Don't give energy to opportunists, most especially white opportunists, who are looking to steal BLM uprising's glow and use it to gain personal political capital, make money, listbuild, and/or push an agenda meant to de-center Blackness.
Don't sign petitions put out by electoral grind groups to try and channel movement power towards their grift without lifting a finger to drive its demands.

Don't rush to defend the honor of podcasts that ignored racial justice issues until they became popular and profitable.
Don't give likes or retweets to white liberal politicians who want to wave "BLM" around like a flag after just a month ago suggesting the "riots" were caused by "outside agitators."

Don't let them get away with saying BLM and hugging the police at the same time.
Don't get this twisted: you have a moral obligation to engage.

This isn't an excuse to avoid engagement or disengage.

It's an *additional* obligation, an obligation to self-educate and engage in an informed way.
If there's one thing the past three years has taught us, it's that movements that disrespect experienced organizers and that are built around tactic rather than strategy inevitably waste the power they accumulate, generating cynicism that's detrimental to movement on the ground.
All too often, we find out those tactic-centered movements isolated from existent ground-level organizing weren't floating at all.

They were part of a strategy, a hidden strategy of personal/organizational powergrabbing and pocketlining.
When I ran JwJ, the struggle (except very briefly, during Occupy) was to convince people to engage, period.

Now, everyone is engaged.

Now, the struggle is make sure that engagement happens in a way that responsibly and sustainably builds liberatory movement.
All tactics-- petitions, protests, whatever-- are only as useful as the larger strategy they are used to support.

If that strategy isn't clear or (in the case of emergent protest) taking shape organically, it either doesn't exist or it's hidden.

That's a tactic to skip.
Self-educate on the issues, but also self-educate on the people.

Read up on which orgs and people have a track record of getting shit done justly and effectively-- nationally, but also in your community-- and follow their lead on the issues they lead on and have stake in.
Look for movement leaders you can trust; follow their lead.

Protest isn't a product.

Pick tactics based on the strategy they support, not the hashtag activism brand they claim to represent.

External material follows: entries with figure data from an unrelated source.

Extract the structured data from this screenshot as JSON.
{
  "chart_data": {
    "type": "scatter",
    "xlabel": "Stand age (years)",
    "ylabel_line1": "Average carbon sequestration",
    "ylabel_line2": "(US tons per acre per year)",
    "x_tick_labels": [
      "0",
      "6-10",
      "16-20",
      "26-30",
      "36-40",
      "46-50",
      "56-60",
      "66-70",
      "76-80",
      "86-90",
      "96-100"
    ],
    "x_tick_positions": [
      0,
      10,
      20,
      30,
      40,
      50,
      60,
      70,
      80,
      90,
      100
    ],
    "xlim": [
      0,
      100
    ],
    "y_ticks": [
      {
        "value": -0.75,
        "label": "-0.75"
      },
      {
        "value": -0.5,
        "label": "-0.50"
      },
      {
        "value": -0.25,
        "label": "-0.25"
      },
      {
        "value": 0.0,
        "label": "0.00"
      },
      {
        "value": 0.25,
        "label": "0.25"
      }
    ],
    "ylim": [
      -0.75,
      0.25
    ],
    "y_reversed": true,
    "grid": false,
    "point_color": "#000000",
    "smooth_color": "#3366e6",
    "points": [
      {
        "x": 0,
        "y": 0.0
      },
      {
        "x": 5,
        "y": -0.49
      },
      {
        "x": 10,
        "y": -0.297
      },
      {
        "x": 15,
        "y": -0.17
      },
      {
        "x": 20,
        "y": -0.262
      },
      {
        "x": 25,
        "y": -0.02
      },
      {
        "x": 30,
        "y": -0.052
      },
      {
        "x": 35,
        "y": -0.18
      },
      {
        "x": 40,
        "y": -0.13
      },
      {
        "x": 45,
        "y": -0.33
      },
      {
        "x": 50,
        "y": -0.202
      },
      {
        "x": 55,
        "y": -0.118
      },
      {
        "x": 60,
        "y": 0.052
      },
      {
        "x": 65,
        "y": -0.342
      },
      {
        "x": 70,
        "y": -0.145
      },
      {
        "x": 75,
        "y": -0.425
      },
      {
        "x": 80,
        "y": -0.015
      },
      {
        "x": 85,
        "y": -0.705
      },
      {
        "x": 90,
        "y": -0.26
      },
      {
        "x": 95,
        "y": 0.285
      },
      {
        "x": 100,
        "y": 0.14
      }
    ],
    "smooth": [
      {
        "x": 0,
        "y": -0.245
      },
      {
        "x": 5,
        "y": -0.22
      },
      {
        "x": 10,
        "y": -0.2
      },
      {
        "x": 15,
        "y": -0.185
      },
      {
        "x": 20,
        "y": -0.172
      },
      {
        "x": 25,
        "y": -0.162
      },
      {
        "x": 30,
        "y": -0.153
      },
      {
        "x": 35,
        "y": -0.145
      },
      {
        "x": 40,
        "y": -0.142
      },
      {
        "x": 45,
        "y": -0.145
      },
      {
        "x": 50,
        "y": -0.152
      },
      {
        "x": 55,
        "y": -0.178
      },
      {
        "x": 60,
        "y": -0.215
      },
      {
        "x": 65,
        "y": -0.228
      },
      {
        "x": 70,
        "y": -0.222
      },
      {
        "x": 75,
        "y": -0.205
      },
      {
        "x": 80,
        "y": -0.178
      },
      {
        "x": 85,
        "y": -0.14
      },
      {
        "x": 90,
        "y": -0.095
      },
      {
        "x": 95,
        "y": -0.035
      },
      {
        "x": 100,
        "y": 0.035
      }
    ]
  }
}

This isn't like choosing a box of cereal at the supermarket.
When someone says "Black Lives Matter," takes a knee, and asks you to join them, you need to ask yourself whether they're taking that knee as a cop or as a Kaepernick.

Judge a tactic based on the strategy it serves, not the brand name it claims.
Otherwise, you're as likely to be donating energy to someone undermining movement as you are to someone building movement.

If you can't be bothered to look for the difference, you're complicit with the wreckers, no matter where you end up.
(the end)
PS-- totally forgot about this but MoveOn has a petition *platform* that other orgs use, too.

I'm very judgy about MoveOn-originating petitions, but if a petition has another sponsor, judge the petition by the sponsor, not by what I've said about MoveOn here.